TRURO — Founded in 1934 by Provincetown World War I veterans, the Lewis A. Young VFW Post 3152 once operated its own bar and canteen — at first in a leased building on Conant Street and later in a building veterans built themselves on Jerome Smith Road.
Now, with no building and a small membership, the Post is scheduled to be dissolved by June 2024. In the meantime, veterans here are carrying on old traditions and creating new ones.
Keeping up its tradition of community service, the Post is disbursing its remaining funds to public and private educational and service organizations. The Post donated $50,000 to Cape Cod Community College and another $50,000 to the nonprofit Heroes in Transition at a Marine Corps birthday dinner at Montano’s Restaurant in North Truro on Nov. 12.
Three generations of descendants of the family of Lewis A. Young, for whom the VFW Post is named, were present for the celebration.
The Post began marking the birthdays of the various services in 2014. “The Marine Corps birthday on Nov. 10 has always been treated as a holiday within the Corps,” said retired Marine Corps Capt. Andy Fingado, “and I wanted to extend that same spirit to all the service branches.” The celebrations honor their histories and recognize the military service of Outer Cape residents.
After the Pledge of Allegiance and a prayer, retired U.S. Army Lt. Col. John Dundas offered opening remarks and presented the Post’s donations. Kathy McNamara, chief executive officer of the Cape Cod Community College Educational Foundation, accepted the first one. The $50,000 donation, she told the crowd, will be used to establish an annual scholarship in the name of Provincetown veteran Manny Motta.
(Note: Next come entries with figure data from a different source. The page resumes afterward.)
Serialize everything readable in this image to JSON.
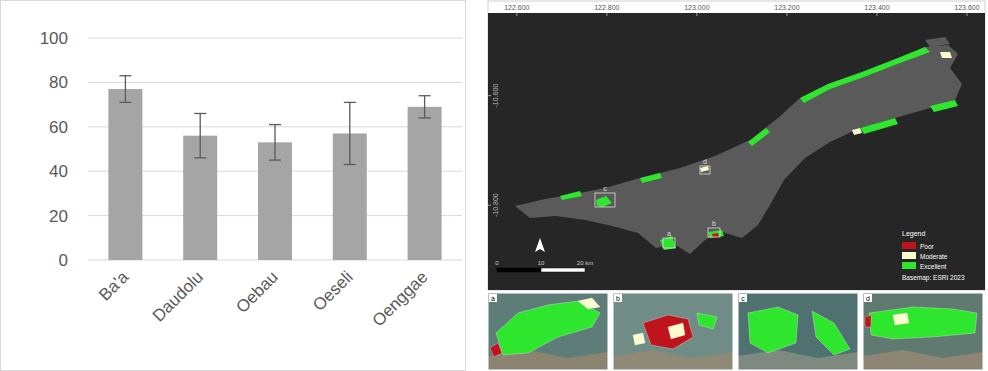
{
  "chart_data": {
    "type": "bar",
    "categories": [
      "Ba'a",
      "Daudolu",
      "Oebau",
      "Oeseli",
      "Oenggae"
    ],
    "values": [
      77,
      56,
      53,
      57,
      69
    ],
    "errors": [
      6,
      10,
      8,
      14,
      5
    ],
    "color": "#a5a5a5",
    "ylim": [
      0,
      100
    ],
    "yticks": [
      0,
      20,
      40,
      60,
      80,
      100
    ],
    "grid": true
  },
  "map": {
    "xlim": [
      122.536,
      123.64
    ],
    "ylim": [
      -10.955,
      -10.449
    ],
    "xticks": [
      {
        "value": 122.6,
        "label": "122.600"
      },
      {
        "value": 122.8,
        "label": "122.800"
      },
      {
        "value": 123.0,
        "label": "123.000"
      },
      {
        "value": 123.2,
        "label": "123.200"
      },
      {
        "value": 123.4,
        "label": "123.400"
      },
      {
        "value": 123.6,
        "label": "123.600"
      }
    ],
    "yticks": [
      {
        "value": -10.6,
        "label": "-10.600"
      },
      {
        "value": -10.8,
        "label": "-10.800"
      }
    ],
    "legend": {
      "title": "Legend",
      "items": [
        {
          "label": "Poor",
          "color": "#c0141c"
        },
        {
          "label": "Moderate",
          "color": "#fdfbd0"
        },
        {
          "label": "Excellent",
          "color": "#2ee62e"
        }
      ]
    },
    "basemap": "Basemap: ESRI 2023",
    "scale_bar": {
      "ticks": [
        0,
        10,
        {
          "value": 20,
          "label": "20 km"
        }
      ]
    },
    "insets": [
      "a",
      "b",
      "c",
      "d"
    ]
  }
}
Motta, born in 1931, left his hometown and school in Provincetown at 17 to join the Army. He served in the field artillery of the First Cavalry Division during the Korean War. Motta was killed three weeks before his 19th birthday in a North Korean night ambush. He was the only soldier from the Outer Cape killed in that “forgotten war,” according to Dundas.
The inaugural Manny Motta scholarship will be reserved for a student veteran, McNamara said, and will be awarded in 2024. With the $50,000 earning interest, each year’s scholarship will be approximately $2,500, she said.
Nicole Spencer, executive director of Heroes in Transition, accepted a $50,000 check on behalf of her organization. Heroes in Transition was founded in 2009 by Cyndy Jones in memory of her son, Marine Capt. Eric Jones, who died in Afghanistan that year. Known as HIT, the nonprofit provides assistance to veterans, service members, and their families, in ways “not readily available from government agencies or other providers,” according to its website.
Spencer said HIT’s programs range from direct financial assistance to providing service dogs from Assistance Dog International-accredited schools. HIT even offers a three-weekend immersive equestrian experience to promote healing from trauma.
The program closest to Spencer’s heart, she said, is called Ruck4HIT. It was created in 2016, when a team of 12 runners and 4 drivers “rucked” — that is, they ran with weighted rucksacks on their backs — for 41 hours from Ground Zero in New York to Falmouth.
The event has become a popular relay race in which more than a dozen teams and over 125 participants run through each town on Cape Cod wearing rucksacks that symbolize the burdens service members and veterans carry.
VFW Post Commander Craig Butilier has served as a driver for the race, which will be in Provincetown on April 26. Volunteer opportunities for runners, night support runners, drivers, and sponsors are listed on the event’s website.
The VFW’s next service birthday party will be Dec. 3 and will celebrate the National Guard.